「父と暮せば」「吉里吉里人」「ひょっこりひょうたん島」など、笑いと社会批評を織り交ぜた戯曲や小説を発表、平和運動にも取り組んだ劇作家、作家で文化功労者の井上ひさし(いのうえ・ひさし、本名・廈=ひさし)さんが9日午後10時22分、肺がんのため神奈川県鎌倉市の自宅で死去した。75歳。昨年10月に肺がんが見つかり、闘病を続けていたが、入院先から帰宅した9日夕方、容体が急変した。舞台、映画化作品も多く、若手からベテランまで芸能界からも惜しむ声が相次いだ。

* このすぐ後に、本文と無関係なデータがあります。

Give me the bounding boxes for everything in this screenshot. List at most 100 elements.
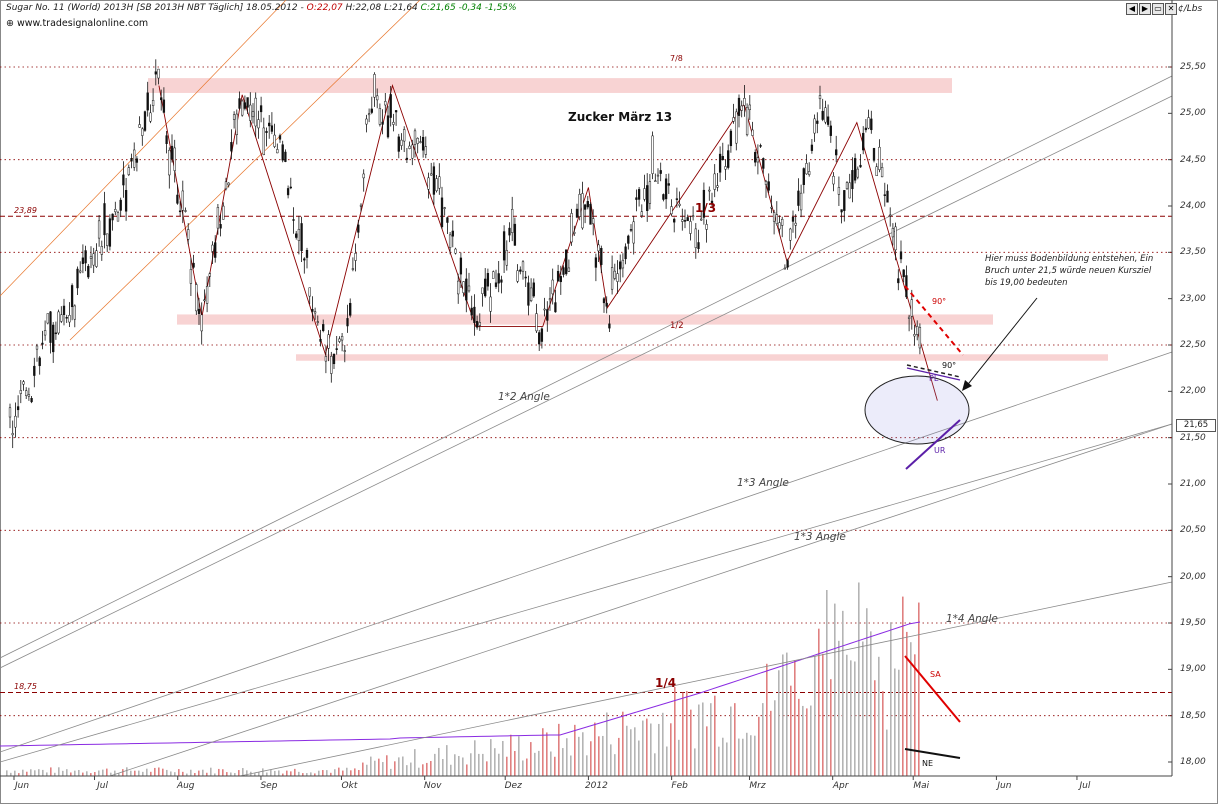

先代である母の名前がついた「ある八重子物語」を井上さんが執筆し、「拝啓水谷八重子様 往復書簡」を共著している女優の水谷八重子(70)は、突然の悲報に声を失った。本紙の取材に「えっ?」と声を上げた後、しばし沈黙。その後「闘病生活を送っているのは知っていたし、奥様とも話していたのに…」と絞り出すように語った。最初に頭に浮かんだことは「きれいな日本語が、いっぱい死んでしまったという思いです」と水谷。何よりも、井上さんが使う言葉のファンだったという。
「ある―」では脚本が遅れ、物語のラストにある約9分の長ぜりふを短期間で覚えなければいけないことがあった。「周囲から『(せりふを)切ろうか?』と言われたが、先生の手書きの丸っこい文字を見たら、そんなことは言えなかった」と振り返った。「必ず治ると思っていた。悲しいというよりも、悔しいです」と、かみしめるように話していた。